I had some time just yesterday to look back through some pictures that another Zhongshan mom shared with me, and I grabbed some cute pictures of Ivy, some of when she was much smaller.  She went through them and seemed so happy to see herself, friends, and China.  She even told me about the pink flower she is holding in one of the pictures.

 Notice Ivy on the right, directly behind the boy in the red.  She looks so little!

Ivy is the cutie, 2nd from right, front row.

My daughter is in the center with the pencil to her mouth.  It looks like a fun classroom.

This is the picture Ivy was telling me about.  She is holding the pink flower...her favorite color.  Those look like her thumbs, and she definitely remembers participating in this project.

I'm glad I have these pictures for Ivy.  I don't want her to forget her life in China, but I can tell that she is moving on very happily.  I look forward to the day that she can tell me about her life in China and all that she felt.

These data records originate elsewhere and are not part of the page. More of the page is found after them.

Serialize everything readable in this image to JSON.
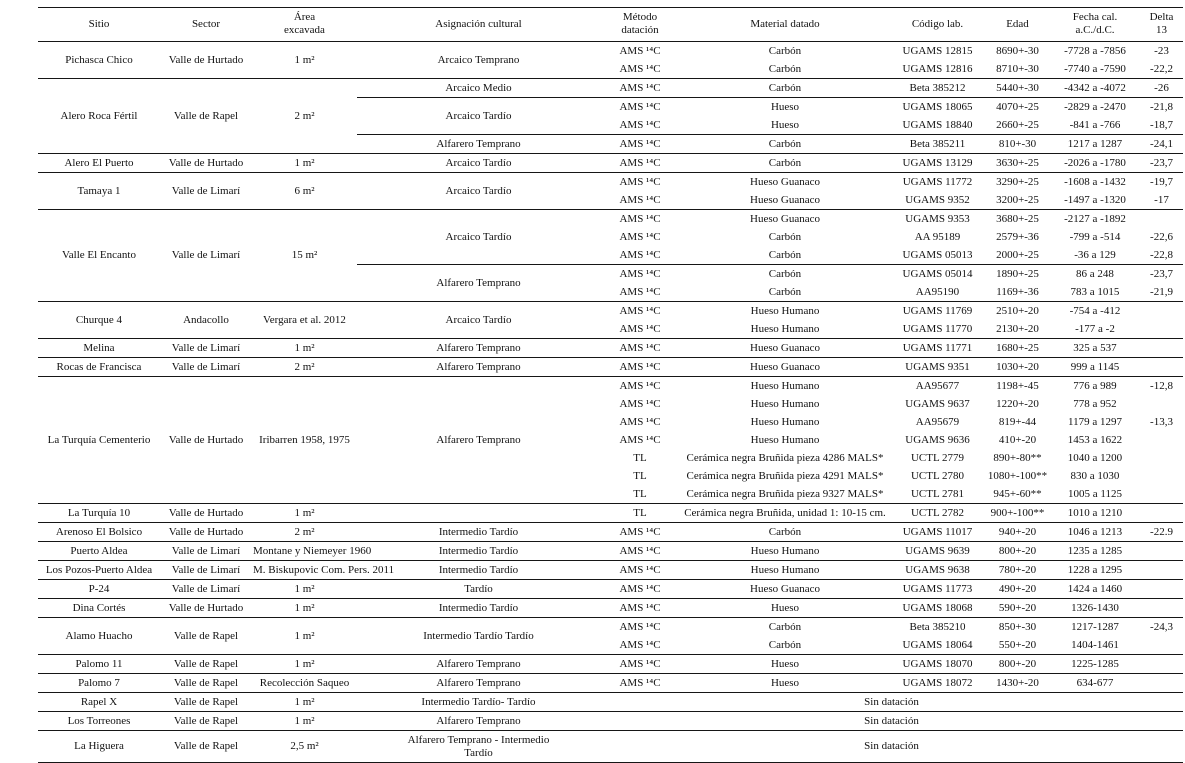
{
  "header": {
    "columns": [
      "Sitio",
      "Sector",
      "Área\nexcavada",
      "Asignación cultural",
      "Método\ndatación",
      "Material datado",
      "Código lab.",
      "Edad",
      "Fecha cal.\na.C./d.C.",
      "Delta\n13"
    ]
  },
  "sites": [
    {
      "sitio": "Pichasca Chico",
      "sector": "Valle de Hurtado",
      "area": "1 m²",
      "groups": [
        {
          "asignacion": "Arcaico Temprano",
          "rows": [
            {
              "metodo": "AMS ¹⁴C",
              "material": "Carbón",
              "codigo": "UGAMS 12815",
              "edad": "8690+-30",
              "fecha": "-7728 a -7856",
              "delta": "-23"
            },
            {
              "metodo": "AMS ¹⁴C",
              "material": "Carbón",
              "codigo": "UGAMS 12816",
              "edad": "8710+-30",
              "fecha": "-7740 a -7590",
              "delta": "-22,2"
            }
          ]
        }
      ]
    },
    {
      "sitio": "Alero Roca Fértil",
      "sector": "Valle de Rapel",
      "area": "2 m²",
      "groups": [
        {
          "asignacion": "Arcaico Medio",
          "rows": [
            {
              "metodo": "AMS ¹⁴C",
              "material": "Carbón",
              "codigo": "Beta 385212",
              "edad": "5440+-30",
              "fecha": "-4342 a -4072",
              "delta": "-26"
            }
          ]
        },
        {
          "asignacion": "Arcaico Tardío",
          "rows": [
            {
              "metodo": "AMS ¹⁴C",
              "material": "Hueso",
              "codigo": "UGAMS 18065",
              "edad": "4070+-25",
              "fecha": "-2829 a -2470",
              "delta": "-21,8"
            },
            {
              "metodo": "AMS ¹⁴C",
              "material": "Hueso",
              "codigo": "UGAMS 18840",
              "edad": "2660+-25",
              "fecha": "-841 a -766",
              "delta": "-18,7"
            }
          ]
        },
        {
          "asignacion": "Alfarero Temprano",
          "rows": [
            {
              "metodo": "AMS ¹⁴C",
              "material": "Carbón",
              "codigo": "Beta 385211",
              "edad": "810+-30",
              "fecha": "1217 a 1287",
              "delta": "-24,1"
            }
          ]
        }
      ]
    },
    {
      "sitio": "Alero El Puerto",
      "sector": "Valle de Hurtado",
      "area": "1 m²",
      "groups": [
        {
          "asignacion": "Arcaico Tardío",
          "rows": [
            {
              "metodo": "AMS ¹⁴C",
              "material": "Carbón",
              "codigo": "UGAMS 13129",
              "edad": "3630+-25",
              "fecha": "-2026 a -1780",
              "delta": "-23,7"
            }
          ]
        }
      ]
    },
    {
      "sitio": "Tamaya 1",
      "sector": "Valle de Limarí",
      "area": "6 m²",
      "groups": [
        {
          "asignacion": "Arcaico Tardío",
          "rows": [
            {
              "metodo": "AMS ¹⁴C",
              "material": "Hueso Guanaco",
              "codigo": "UGAMS 11772",
              "edad": "3290+-25",
              "fecha": "-1608 a -1432",
              "delta": "-19,7"
            },
            {
              "metodo": "AMS ¹⁴C",
              "material": "Hueso Guanaco",
              "codigo": "UGAMS 9352",
              "edad": "3200+-25",
              "fecha": "-1497 a -1320",
              "delta": "-17"
            }
          ]
        }
      ]
    },
    {
      "sitio": "Valle El Encanto",
      "sector": "Valle de Limarí",
      "area": "15 m²",
      "groups": [
        {
          "asignacion": "Arcaico Tardío",
          "rows": [
            {
              "metodo": "AMS ¹⁴C",
              "material": "Hueso Guanaco",
              "codigo": "UGAMS 9353",
              "edad": "3680+-25",
              "fecha": "-2127 a -1892",
              "delta": ""
            },
            {
              "metodo": "AMS ¹⁴C",
              "material": "Carbón",
              "codigo": "AA 95189",
              "edad": "2579+-36",
              "fecha": "-799 a -514",
              "delta": "-22,6"
            },
            {
              "metodo": "AMS ¹⁴C",
              "material": "Carbón",
              "codigo": "UGAMS 05013",
              "edad": "2000+-25",
              "fecha": "-36 a 129",
              "delta": "-22,8"
            }
          ]
        },
        {
          "asignacion": "Alfarero Temprano",
          "rows": [
            {
              "metodo": "AMS ¹⁴C",
              "material": "Carbón",
              "codigo": "UGAMS 05014",
              "edad": "1890+-25",
              "fecha": "86 a 248",
              "delta": "-23,7"
            },
            {
              "metodo": "AMS ¹⁴C",
              "material": "Carbón",
              "codigo": "AA95190",
              "edad": "1169+-36",
              "fecha": "783 a 1015",
              "delta": "-21,9"
            }
          ]
        }
      ]
    },
    {
      "sitio": "Churque 4",
      "sector": "Andacollo",
      "area": "Vergara et al. 2012",
      "groups": [
        {
          "asignacion": "Arcaico Tardío",
          "rows": [
            {
              "metodo": "AMS ¹⁴C",
              "material": "Hueso Humano",
              "codigo": "UGAMS 11769",
              "edad": "2510+-20",
              "fecha": "-754 a -412",
              "delta": ""
            },
            {
              "metodo": "AMS ¹⁴C",
              "material": "Hueso Humano",
              "codigo": "UGAMS 11770",
              "edad": "2130+-20",
              "fecha": "-177 a -2",
              "delta": ""
            }
          ]
        }
      ]
    },
    {
      "sitio": "Melina",
      "sector": "Valle de Limarí",
      "area": "1 m²",
      "groups": [
        {
          "asignacion": "Alfarero Temprano",
          "rows": [
            {
              "metodo": "AMS ¹⁴C",
              "material": "Hueso Guanaco",
              "codigo": "UGAMS 11771",
              "edad": "1680+-25",
              "fecha": "325 a 537",
              "delta": ""
            }
          ]
        }
      ]
    },
    {
      "sitio": "Rocas de Francisca",
      "sector": "Valle de Limarí",
      "area": "2 m²",
      "groups": [
        {
          "asignacion": "Alfarero Temprano",
          "rows": [
            {
              "metodo": "AMS ¹⁴C",
              "material": "Hueso Guanaco",
              "codigo": "UGAMS 9351",
              "edad": "1030+-20",
              "fecha": "999 a 1145",
              "delta": ""
            }
          ]
        }
      ]
    },
    {
      "sitio": "La Turquía Cementerio",
      "sector": "Valle de Hurtado",
      "area": "Iribarren 1958, 1975",
      "groups": [
        {
          "asignacion": "Alfarero Temprano",
          "rows": [
            {
              "metodo": "AMS ¹⁴C",
              "material": "Hueso Humano",
              "codigo": "AA95677",
              "edad": "1198+-45",
              "fecha": "776 a 989",
              "delta": "-12,8"
            },
            {
              "metodo": "AMS ¹⁴C",
              "material": "Hueso Humano",
              "codigo": "UGAMS 9637",
              "edad": "1220+-20",
              "fecha": "778 a 952",
              "delta": ""
            },
            {
              "metodo": "AMS ¹⁴C",
              "material": "Hueso Humano",
              "codigo": "AA95679",
              "edad": "819+-44",
              "fecha": "1179 a 1297",
              "delta": "-13,3"
            },
            {
              "metodo": "AMS ¹⁴C",
              "material": "Hueso Humano",
              "codigo": "UGAMS 9636",
              "edad": "410+-20",
              "fecha": "1453 a 1622",
              "delta": ""
            },
            {
              "metodo": "TL",
              "material": "Cerámica negra Bruñida pieza 4286 MALS*",
              "codigo": "UCTL 2779",
              "edad": "890+-80**",
              "fecha": "1040 a 1200",
              "delta": ""
            },
            {
              "metodo": "TL",
              "material": "Cerámica negra Bruñida pieza 4291 MALS*",
              "codigo": "UCTL 2780",
              "edad": "1080+-100**",
              "fecha": "830 a 1030",
              "delta": ""
            },
            {
              "metodo": "TL",
              "material": "Cerámica negra Bruñida pieza 9327 MALS*",
              "codigo": "UCTL 2781",
              "edad": "945+-60**",
              "fecha": "1005 a 1125",
              "delta": ""
            }
          ]
        }
      ]
    },
    {
      "sitio": "La Turquía 10",
      "sector": "Valle de Hurtado",
      "area": "1 m²",
      "groups": [
        {
          "asignacion": "",
          "rows": [
            {
              "metodo": "TL",
              "material": "Cerámica negra Bruñida, unidad 1: 10-15 cm.",
              "codigo": "UCTL 2782",
              "edad": "900+-100**",
              "fecha": "1010 a 1210",
              "delta": ""
            }
          ]
        }
      ]
    },
    {
      "sitio": "Arenoso El Bolsico",
      "sector": "Valle de Hurtado",
      "area": "2 m²",
      "groups": [
        {
          "asignacion": "Intermedio Tardío",
          "rows": [
            {
              "metodo": "AMS ¹⁴C",
              "material": "Carbón",
              "codigo": "UGAMS 11017",
              "edad": "940+-20",
              "fecha": "1046 a 1213",
              "delta": "-22.9"
            }
          ]
        }
      ]
    },
    {
      "sitio": "Puerto Aldea",
      "sector": "Valle de Limarí",
      "area": "Montane y Niemeyer 1960",
      "groups": [
        {
          "asignacion": "Intermedio Tardío",
          "rows": [
            {
              "metodo": "AMS ¹⁴C",
              "material": "Hueso Humano",
              "codigo": "UGAMS 9639",
              "edad": "800+-20",
              "fecha": "1235 a 1285",
              "delta": ""
            }
          ]
        }
      ]
    },
    {
      "sitio": "Los Pozos-Puerto Aldea",
      "sector": "Valle de Limarí",
      "area": "M. Biskupovic Com. Pers. 2011",
      "groups": [
        {
          "asignacion": "Intermedio Tardío",
          "rows": [
            {
              "metodo": "AMS ¹⁴C",
              "material": "Hueso Humano",
              "codigo": "UGAMS 9638",
              "edad": "780+-20",
              "fecha": "1228 a 1295",
              "delta": ""
            }
          ]
        }
      ]
    },
    {
      "sitio": "P-24",
      "sector": "Valle de Limarí",
      "area": "1 m²",
      "groups": [
        {
          "asignacion": "Tardío",
          "rows": [
            {
              "metodo": "AMS ¹⁴C",
              "material": "Hueso Guanaco",
              "codigo": "UGAMS 11773",
              "edad": "490+-20",
              "fecha": "1424 a 1460",
              "delta": ""
            }
          ]
        }
      ]
    },
    {
      "sitio": "Dina Cortés",
      "sector": "Valle de Hurtado",
      "area": "1 m²",
      "groups": [
        {
          "asignacion": "Intermedio Tardío",
          "rows": [
            {
              "metodo": "AMS ¹⁴C",
              "material": "Hueso",
              "codigo": "UGAMS 18068",
              "edad": "590+-20",
              "fecha": "1326-1430",
              "delta": ""
            }
          ]
        }
      ]
    },
    {
      "sitio": "Alamo Huacho",
      "sector": "Valle de Rapel",
      "area": "1 m²",
      "groups": [
        {
          "asignacion": "Intermedio Tardío Tardío",
          "rows": [
            {
              "metodo": "AMS ¹⁴C",
              "material": "Carbón",
              "codigo": "Beta 385210",
              "edad": "850+-30",
              "fecha": "1217-1287",
              "delta": "-24,3"
            },
            {
              "metodo": "AMS ¹⁴C",
              "material": "Carbón",
              "codigo": "UGAMS 18064",
              "edad": "550+-20",
              "fecha": "1404-1461",
              "delta": ""
            }
          ]
        }
      ]
    },
    {
      "sitio": "Palomo 11",
      "sector": "Valle de Rapel",
      "area": "1 m²",
      "groups": [
        {
          "asignacion": "Alfarero Temprano",
          "rows": [
            {
              "metodo": "AMS ¹⁴C",
              "material": "Hueso",
              "codigo": "UGAMS 18070",
              "edad": "800+-20",
              "fecha": "1225-1285",
              "delta": ""
            }
          ]
        }
      ]
    },
    {
      "sitio": "Palomo 7",
      "sector": "Valle de Rapel",
      "area": "Recolección Saqueo",
      "groups": [
        {
          "asignacion": "Alfarero Temprano",
          "rows": [
            {
              "metodo": "AMS ¹⁴C",
              "material": "Hueso",
              "codigo": "UGAMS 18072",
              "edad": "1430+-20",
              "fecha": "634-677",
              "delta": ""
            }
          ]
        }
      ]
    },
    {
      "sitio": "Rapel X",
      "sector": "Valle de Rapel",
      "area": "1 m²",
      "asignacion": "Intermedio Tardío- Tardío",
      "no_dating": "Sin datación"
    },
    {
      "sitio": "Los Torreones",
      "sector": "Valle de Rapel",
      "area": "1 m²",
      "asignacion": "Alfarero Temprano",
      "no_dating": "Sin datación"
    },
    {
      "sitio": "La Higuera",
      "sector": "Valle de Rapel",
      "area": "2,5 m²",
      "asignacion": "Alfarero Temprano - Intermedio\nTardío",
      "no_dating": "Sin datación"
    }
  ]
}
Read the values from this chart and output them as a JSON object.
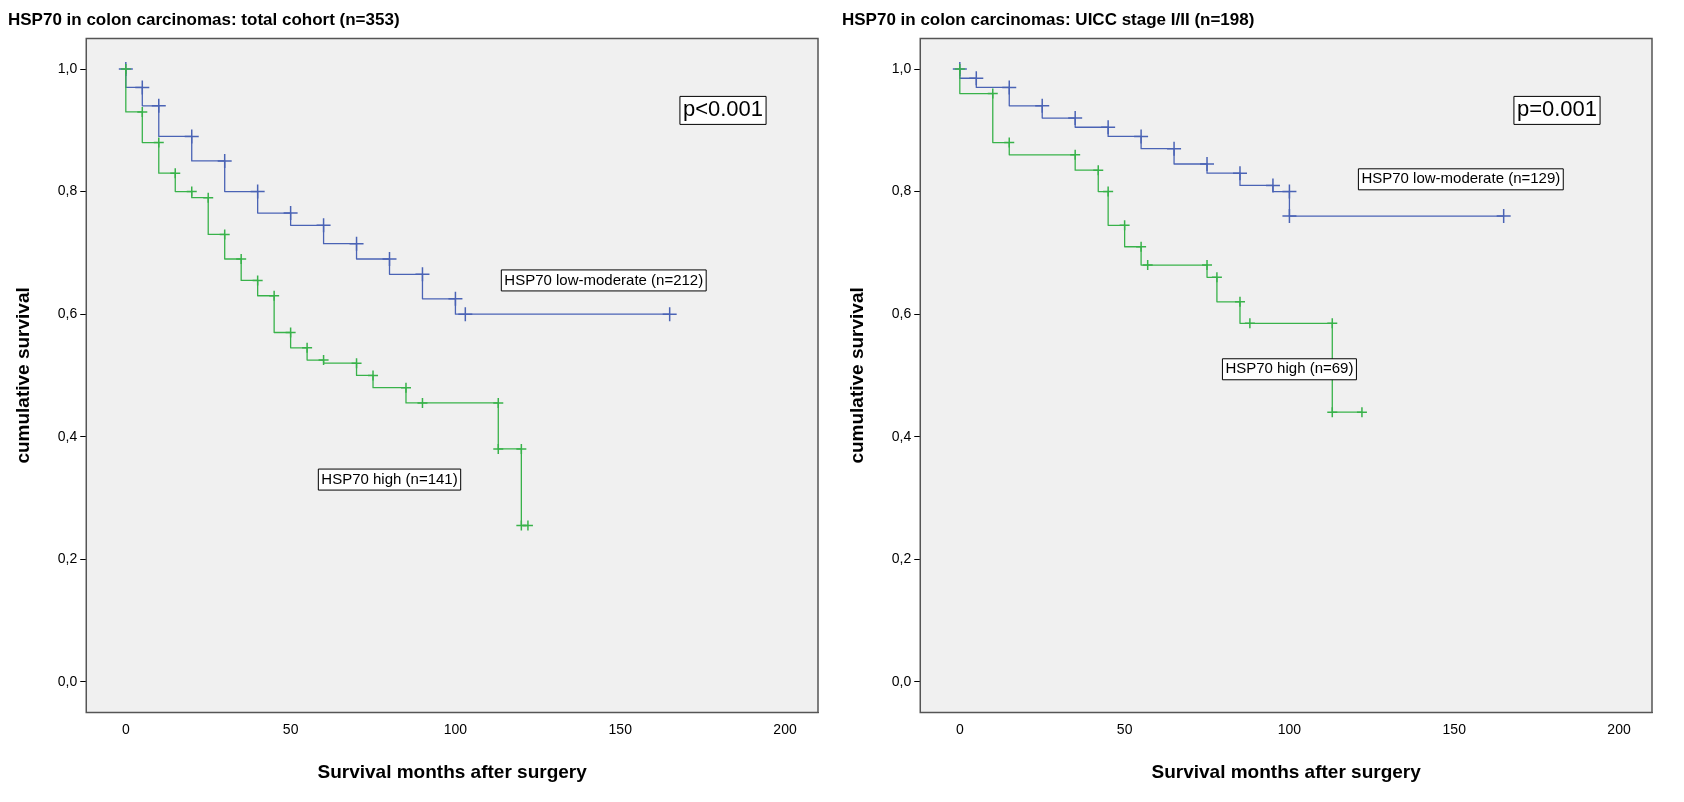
{
  "chart_data": [
    {
      "type": "step",
      "title": "HSP70 in colon carcinomas: total cohort (n=353)",
      "xlabel": "Survival months after surgery",
      "ylabel": "cumulative survival",
      "xlim": [
        -12,
        210
      ],
      "ylim": [
        -0.05,
        1.05
      ],
      "xticks": [
        0,
        50,
        100,
        150,
        200
      ],
      "yticks": [
        {
          "value": 0,
          "label": "0,0"
        },
        {
          "value": 0.2,
          "label": "0,2"
        },
        {
          "value": 0.4,
          "label": "0,4"
        },
        {
          "value": 0.6,
          "label": "0,6"
        },
        {
          "value": 0.8,
          "label": "0,8"
        },
        {
          "value": 1,
          "label": "1,0"
        }
      ],
      "grid": false,
      "legend": false,
      "marker": "cross",
      "annotations": [
        "p<0.001"
      ],
      "series": [
        {
          "name": "HSP70 low-moderate (n=212)",
          "color": "#4a63b5",
          "x": [
            0,
            5,
            10,
            20,
            30,
            40,
            50,
            60,
            70,
            80,
            90,
            100,
            103,
            165
          ],
          "values": [
            1,
            0.97,
            0.94,
            0.89,
            0.85,
            0.8,
            0.765,
            0.745,
            0.715,
            0.69,
            0.665,
            0.625,
            0.6,
            0.6
          ]
        },
        {
          "name": "HSP70 high (n=141)",
          "color": "#38b24a",
          "x": [
            0,
            5,
            10,
            15,
            20,
            25,
            30,
            35,
            40,
            45,
            50,
            55,
            60,
            70,
            75,
            85,
            90,
            113,
            113,
            120,
            120,
            122
          ],
          "values": [
            1,
            0.93,
            0.88,
            0.83,
            0.8,
            0.79,
            0.73,
            0.69,
            0.655,
            0.63,
            0.57,
            0.545,
            0.525,
            0.52,
            0.5,
            0.48,
            0.455,
            0.455,
            0.38,
            0.38,
            0.255,
            0.255
          ]
        }
      ]
    },
    {
      "type": "step",
      "title": "HSP70 in colon carcinomas: UICC stage I/II (n=198)",
      "xlabel": "Survival months after surgery",
      "ylabel": "cumulative survival",
      "xlim": [
        -12,
        210
      ],
      "ylim": [
        -0.05,
        1.05
      ],
      "xticks": [
        0,
        50,
        100,
        150,
        200
      ],
      "yticks": [
        {
          "value": 0,
          "label": "0,0"
        },
        {
          "value": 0.2,
          "label": "0,2"
        },
        {
          "value": 0.4,
          "label": "0,4"
        },
        {
          "value": 0.6,
          "label": "0,6"
        },
        {
          "value": 0.8,
          "label": "0,8"
        },
        {
          "value": 1,
          "label": "1,0"
        }
      ],
      "grid": false,
      "legend": false,
      "marker": "cross",
      "annotations": [
        "p=0.001"
      ],
      "series": [
        {
          "name": "HSP70 low-moderate (n=129)",
          "color": "#4a63b5",
          "x": [
            0,
            5,
            15,
            25,
            35,
            45,
            55,
            65,
            75,
            85,
            95,
            100,
            100,
            165
          ],
          "values": [
            1,
            0.985,
            0.97,
            0.94,
            0.92,
            0.905,
            0.89,
            0.87,
            0.845,
            0.83,
            0.81,
            0.8,
            0.76,
            0.76
          ]
        },
        {
          "name": "HSP70 high (n=69)",
          "color": "#38b24a",
          "x": [
            0,
            10,
            15,
            35,
            42,
            45,
            50,
            55,
            57,
            75,
            78,
            85,
            88,
            113,
            113,
            122
          ],
          "values": [
            1,
            0.96,
            0.88,
            0.86,
            0.835,
            0.8,
            0.745,
            0.71,
            0.68,
            0.68,
            0.66,
            0.62,
            0.585,
            0.585,
            0.44,
            0.44
          ]
        }
      ]
    }
  ]
}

There is a big accomplishment to report on, though.  Ivy would cry whenever I would leave to run an errand.  Not every time, but many times.  She would also not go anywhere without me.  Mike wanted to take the children to a park 2 miles away.  We told her she was going with Daddy, Eva, and Joy, and that Mommy was staying home to clean up the kitchen.  Well, she started crying those silent tears.  Then it was louder and she was saying, "no, no, no".  Finally, when they were in the garage getting their shoes on, she plopped herself down on the floor.  I saw manipulation all over her face.  I put her in the car, buckled her in, and off they went to the park.  Mike said she cried the whole way and stumbled all the way up the hill to the playground.  Once there, Mike started playing with the girls.  Ivy finally joined in, laughing at all of the fun they were having.  Last night, same thing.  But, this time, she did not cry at all.  She happily left with her Daddy, sisters, and brother.  She didn't even say good-bye to me!?  I've seen this behavior in Ivy since I met her.  She acts like this to try to get her way.  I can tell it is not out of fear.  She does not fear her daddy at all.  She easily jumps on his lap here at home and plays with him.  She may have had some uneasiness about leaving me, but she is finally understanding that a family is for keeps.

4.02.2010

Prayers

Before I traveled to China, we were very blessed with an adoption grant from a church in Pennsylvania.  It is amazing how, through circumstances with our trip to China for Maggie, God had people with similar circumstances reach out to us via blog.  This is how we "met" Jenny, another adoptive mom in PA.  After much prayer and sharing, Jenny let us know that we would be receiving a grant for our adoption from their church.  Over time, I've been so blessed to share and become friends with a lady who has a big heart for the orphans.

Earlier this week, we received a small package in the mail with a lap quilt inside.  The note from Jenny shared that prayers were said for Ivy with every knot tied on the quilt.  What a blessing and testimony for Ivy!  Once she understands about God, salvation, she will understand the significance of that small quilt and all those prayers.  I'm thankful for all the people involved, and for those who gave money for funding part of our adoption of Ivy.

Ivy was quite excited about the little quilt.  She has confiscated one of Joy's dolls to lay the quilt over every night on her bed.  (I'll have to ask Grandma to get Ivy a similar doll.).  Ivy even kept the note card from Jenny in her "special" drawer.